白日曛回到了自己房裡,想了想始終不太安穩。
竹西何時有了這麼一位小姐?為什麼她不知道?
她們白家在竹西可謂無事不知無事不曉,商戶家的女孩子不像官家的女孩,她們的規矩沒那麼多,白日曛又是從小被當作掌櫃般培養的,行走在外面的時間也多,竹西官家的女孩子們,她都認識,也都知道。
雖然那些官家的姑娘表面看起來對她很親熱也很客氣,可骨子裡頭卻到底是鄙視她的,甚至還有些不願意和她交往,一看到她就是一臉嫌棄。
“看白家教養的什麼姑娘,整天在外拋頭露面,一身銅臭味!”
白日曛聽過竹西知府家的丫鬟這樣說,雖然是個丫鬟,可若不是主子平日裡也灌輸了她這麼些思想,丫鬟又怎麼會胡說八道?
她也是深深明白這個道理的。
但這些官宦人家到底得罪不得,他們白家做生意,還是得看這些人的臉色,逢年過節也免不得要送些禮,賠著喝些花酒說些好聽的。

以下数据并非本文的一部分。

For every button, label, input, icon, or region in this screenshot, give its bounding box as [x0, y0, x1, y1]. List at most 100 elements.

饒是如此,那些人也仍是捧著一臉清高的模樣,好像自己有多麼高潔似的,真是典型的做了婊/子還要立牌坊。
話說回來,今天那位小姐,她卻開口就問她要錢,難道不嫌棄她渾身的銅臭味了嗎?
丫鬟春曉向她稟告的時候,她還微微有些訝異。
那位小姐看起來還要比她小上兩三歲,可是卻誇下海口說能對出對子。
她一開始是不相信的。
可春曉又說,她要價二千兩。
能有這個膽量跟她討價還價的,白日矄又細細想了幾分。
二千兩,雲湘書院出了一千兩,她只是再出一千兩而已,一千兩能買來白家小姐的好名聲,這一千兩,值了!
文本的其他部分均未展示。